Bayes Factor 可以理解为: 小于1接受null假设，大于1接受备择假设(既是h1为分子)。上述结果中BF的值为0.509，bayes factor 可以理解为观察数据更支持null假设还是更为支持alter假设.在频率学派p-value的逻辑中，人们只能选择拒绝null假设，
但不能选择是否接受null假设.

B^^01^^是指分子为null假设，分母为h1假设。取log后大于0的接受h0假设，小于0的接受h1假设。
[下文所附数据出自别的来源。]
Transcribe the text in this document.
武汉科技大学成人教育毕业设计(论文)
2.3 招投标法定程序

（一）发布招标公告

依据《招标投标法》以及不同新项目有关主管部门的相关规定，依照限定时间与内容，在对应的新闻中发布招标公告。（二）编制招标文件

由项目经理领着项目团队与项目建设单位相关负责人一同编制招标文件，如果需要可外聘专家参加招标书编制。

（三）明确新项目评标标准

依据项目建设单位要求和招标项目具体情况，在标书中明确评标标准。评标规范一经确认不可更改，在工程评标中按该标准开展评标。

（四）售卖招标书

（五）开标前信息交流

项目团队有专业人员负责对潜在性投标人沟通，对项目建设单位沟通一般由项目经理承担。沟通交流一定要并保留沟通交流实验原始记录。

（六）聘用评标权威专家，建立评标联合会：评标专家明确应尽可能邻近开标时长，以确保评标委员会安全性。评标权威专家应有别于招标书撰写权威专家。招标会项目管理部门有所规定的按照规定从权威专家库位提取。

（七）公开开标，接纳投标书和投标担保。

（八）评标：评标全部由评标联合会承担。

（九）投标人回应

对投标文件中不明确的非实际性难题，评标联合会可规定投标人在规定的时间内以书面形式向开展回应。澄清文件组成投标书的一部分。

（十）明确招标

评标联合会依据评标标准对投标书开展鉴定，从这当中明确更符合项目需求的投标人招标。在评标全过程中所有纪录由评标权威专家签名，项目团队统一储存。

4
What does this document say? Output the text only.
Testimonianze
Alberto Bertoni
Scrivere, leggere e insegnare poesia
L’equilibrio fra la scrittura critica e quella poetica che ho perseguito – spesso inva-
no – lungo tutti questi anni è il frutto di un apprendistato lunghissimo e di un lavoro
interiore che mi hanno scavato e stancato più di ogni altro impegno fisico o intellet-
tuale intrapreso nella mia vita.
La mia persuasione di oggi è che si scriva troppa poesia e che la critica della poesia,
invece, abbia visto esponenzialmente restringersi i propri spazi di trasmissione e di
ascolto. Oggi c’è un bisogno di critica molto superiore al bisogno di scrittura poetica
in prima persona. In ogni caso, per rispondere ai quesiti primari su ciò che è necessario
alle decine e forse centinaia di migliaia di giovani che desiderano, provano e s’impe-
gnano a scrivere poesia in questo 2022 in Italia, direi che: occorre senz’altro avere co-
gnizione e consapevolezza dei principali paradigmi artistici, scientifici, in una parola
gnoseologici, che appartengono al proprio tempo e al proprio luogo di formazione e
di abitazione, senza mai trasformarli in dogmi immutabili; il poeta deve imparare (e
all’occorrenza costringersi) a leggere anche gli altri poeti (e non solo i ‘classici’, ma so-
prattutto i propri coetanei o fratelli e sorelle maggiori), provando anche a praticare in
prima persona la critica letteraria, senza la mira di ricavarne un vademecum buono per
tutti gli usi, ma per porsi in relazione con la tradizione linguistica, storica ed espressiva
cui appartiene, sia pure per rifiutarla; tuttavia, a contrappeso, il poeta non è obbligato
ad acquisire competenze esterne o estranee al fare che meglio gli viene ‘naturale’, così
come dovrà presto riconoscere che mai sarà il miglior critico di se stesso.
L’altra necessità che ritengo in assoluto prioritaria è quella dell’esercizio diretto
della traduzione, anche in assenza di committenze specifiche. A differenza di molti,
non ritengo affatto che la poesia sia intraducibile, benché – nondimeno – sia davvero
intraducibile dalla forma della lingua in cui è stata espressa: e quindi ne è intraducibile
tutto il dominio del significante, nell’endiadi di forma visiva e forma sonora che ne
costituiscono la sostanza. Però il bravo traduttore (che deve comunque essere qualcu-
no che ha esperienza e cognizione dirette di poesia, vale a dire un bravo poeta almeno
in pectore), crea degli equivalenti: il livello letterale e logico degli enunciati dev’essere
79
see包所提供的pie图结果可以直观的看到，观察数据支持rho=0，即null假设。


#### t-test


```{r}
# Select only two relevant species
# 类似非配对ttest
data <- droplevels(data_filter(iris, Species != "setosa"))


result_ttest <- BayesFactor::ttestBF(formula = Sepal.Width ~ Species, 
                                     data = data)
describe_posterior(result_ttest)
```

*interpret the Results: *From the indices, we can say that the difference of Sepal.Width between virginica and versicolor has a probability of 100% of being negative [from the pd and the sign of the median] (median = -0.19, 89% CI [-0.29, -0.092]). The data provides a strong evidence against the null hypothesis (BF = 18).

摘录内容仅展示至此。